The Fourteenth Sunday of Ordinary Time

posted in: Homilies, Ordinary Time | 0

Today’s readings

So we’re finally in Ordinary Time on a Sunday.  We’ve travelled through Lent in which we have been called to repentance, and through Easter during which we have been made new people.  We are now here in Ordinary Time when we are called to figure out how to live as a people redeemed and made new.  During these days of Ordinary Time, we get the tools we need to live the life of discipleship.

So, looking at our Liturgy of the Word today, our tool for discipleship seems to be humility.  I know what you’re thinking: “Well, no thanks, actually.  I may just leave that particular tool in the toolbox.”  Because being a person of humility in our culture can be seen as something of a character flaw.  For decades, maybe even longer, our society has encouraged us to toot our own horn, to look out for number one.  “Believe in yourself” has been the mantra of Oprah and Doctor Phil and all those other so-called gurus.  But we have to remember that we have not been breathed into existence in the image of Oprah or Doctor Phil.  We have been created in the image and likeness of God, and so we need to emulate our God as closely as we can.

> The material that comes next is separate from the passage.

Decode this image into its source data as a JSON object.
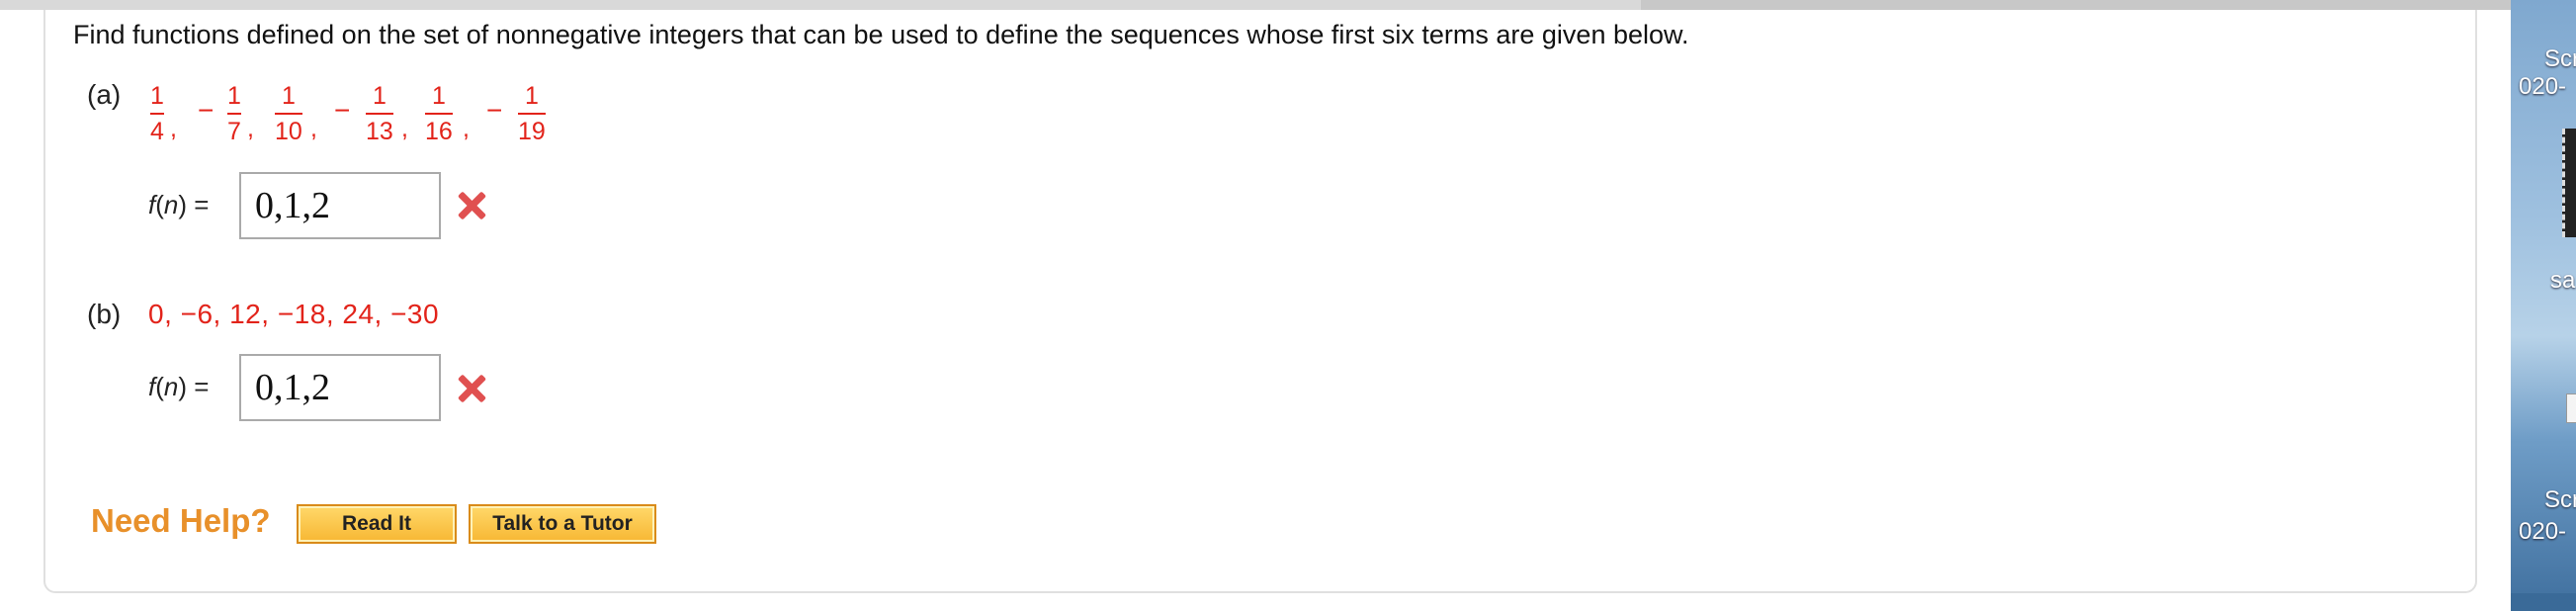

So what does our God look like?  Well, Zechariah gives us a pretty clear portrait today:  “See, your king shall come to you; a just savior is he, meek, and riding on an ass, on a colt, the foal of an ass.”  So our Savior was prophesied to be meek and just, and far from coming into the city riding on a mighty horse of a king, he comes in on a donkey, the beast of burden employed by the poor.  And that’s just how Jesus was, wasn’t he?  This kind of reminds me of Pope Francis.  He could ride into town in any kind of pope-mobile he wanted, but he chose a second hand car.  Pope Francis is encouraging is all to live as Jesus did, and Jesus was a model of humility.

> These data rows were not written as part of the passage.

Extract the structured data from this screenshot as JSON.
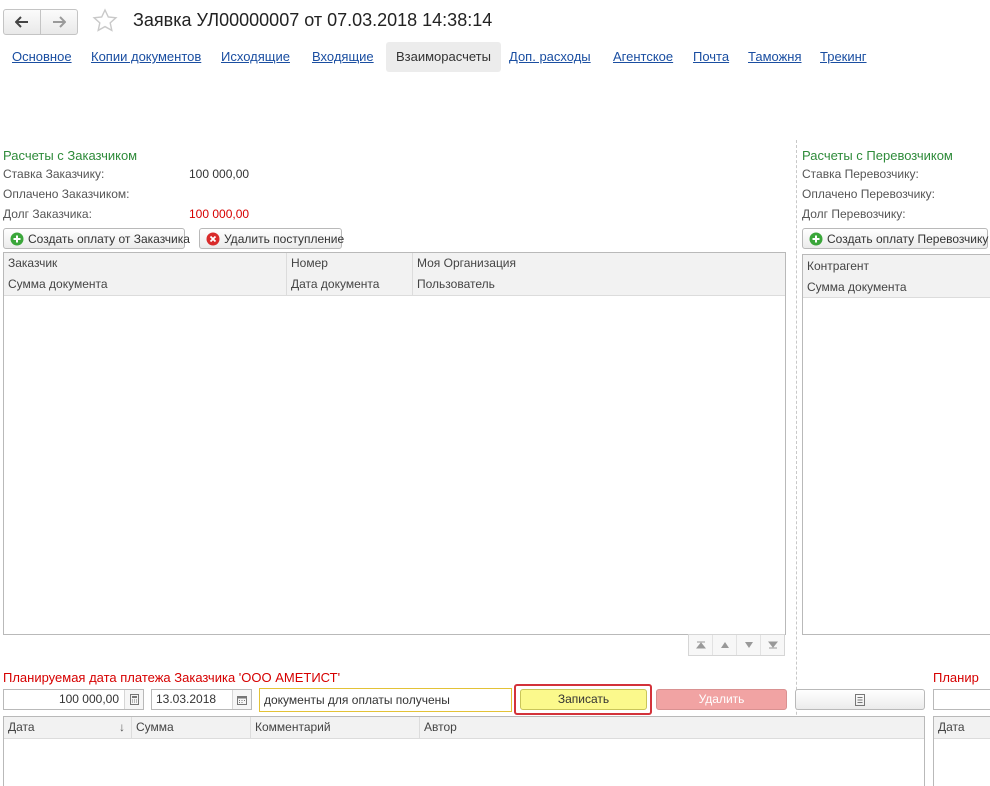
{
  "header": {
    "title": "Заявка УЛ00000007 от 07.03.2018 14:38:14",
    "back_icon": "arrow-left-icon",
    "forward_icon": "arrow-right-icon",
    "favorite_icon": "star-icon"
  },
  "tabs": [
    {
      "label": "Основное",
      "active": false
    },
    {
      "label": "Копии документов",
      "active": false
    },
    {
      "label": "Исходящие",
      "active": false
    },
    {
      "label": "Входящие",
      "active": false
    },
    {
      "label": "Взаиморасчеты",
      "active": true
    },
    {
      "label": "Доп. расходы",
      "active": false
    },
    {
      "label": "Агентское",
      "active": false
    },
    {
      "label": "Почта",
      "active": false
    },
    {
      "label": "Таможня",
      "active": false
    },
    {
      "label": "Трекинг",
      "active": false
    }
  ],
  "customer": {
    "title": "Расчеты с Заказчиком",
    "rate_label": "Ставка Заказчику:",
    "rate_value": "100 000,00",
    "paid_label": "Оплачено Заказчиком:",
    "paid_value": "",
    "debt_label": "Долг Заказчика:",
    "debt_value": "100 000,00",
    "create_payment_button": "Создать оплату от Заказчика",
    "delete_receipt_button": "Удалить поступление",
    "table": {
      "row1": [
        "Заказчик",
        "Номер",
        "Моя Организация"
      ],
      "row2": [
        "Сумма документа",
        "Дата документа",
        "Пользователь"
      ]
    }
  },
  "carrier": {
    "title": "Расчеты с Перевозчиком",
    "rate_label": "Ставка Перевозчику:",
    "paid_label": "Оплачено Перевозчику:",
    "debt_label": "Долг Перевозчику:",
    "create_payment_button": "Создать оплату Перевозчику",
    "table": {
      "row1": [
        "Контрагент"
      ],
      "row2": [
        "Сумма документа"
      ]
    }
  },
  "plan_customer": {
    "title": "Планируемая дата платежа Заказчика 'ООО АМЕТИСТ'",
    "amount": "100 000,00",
    "date": "13.03.2018",
    "comment": "документы для оплаты получены",
    "save_button": "Записать",
    "delete_button": "Удалить",
    "table_headers": [
      "Дата",
      "Сумма",
      "Комментарий",
      "Автор"
    ]
  },
  "plan_carrier": {
    "title_partial": "Планир",
    "table_header": "Дата"
  },
  "colors": {
    "section_title": "#2e8b3a",
    "warning_red": "#d60000",
    "save_yellow": "#fbf98c",
    "delete_pink": "#f1a3a3",
    "link_blue": "#1a4ea1"
  }
}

That’s just what Jesus invites us to in today’s Gospel.  He invites us to take his yoke upon our shoulders.  A yoke back then was an implement that kept the oxen together so they could work the fields.  So a yoke implies a few things.  First, it’s going to be work.  That’s what yokes are for.  So when Jesus says he’s going to give us rest, that doesn’t mean that there won’t be some work involved.  Disciples have work to do in this world, living the Gospel, witnessing to God’s love, and reaching out to a world that needs hope.

Second, a yoke meant that more than one animal was working; they were working together.  So as we take Jesus’ yoke upon us, we are yoked to him and we are yoked to other disciples.  Jesus calls us to work for the kingdom, but never expects us to go it alone.  That’s why his burden is easy and light: it’s still a burden, but we never ever bear it alone, Christ is always with us, and we always live our discipleship in community with other believers.

This model of working for the kingdom leads us right back to humility.  If we are not going it alone, that means that we can’t take sole credit for the mighty things we do in Jesus’ name.  Yes, we do great things, but we do them because he has transformed us and has taken the yoke with us; we do them with the help of other disciples to whom we are yoked for the particular purpose of being God’s presence in the world.  We are no longer men and women in the flesh, as Saint Paul says today, we are people of the Spirit, with the Spirit of Christ in us, and so in Christ we cast aside those deeds of darkness and, taking his yoke, we accomplish the work Jesus has given us.  Saint Augustine once said, “Humility must accompany all our actions, must be with us everywhere; for as soon as we glory in our good works they are of no further value to our advancement in virtue.”

And that is our goal as disciples: to advance in virtue.  Some days, that’s very hard work.  But we never have to go it alone, if we are truly humble people working in the image of our God.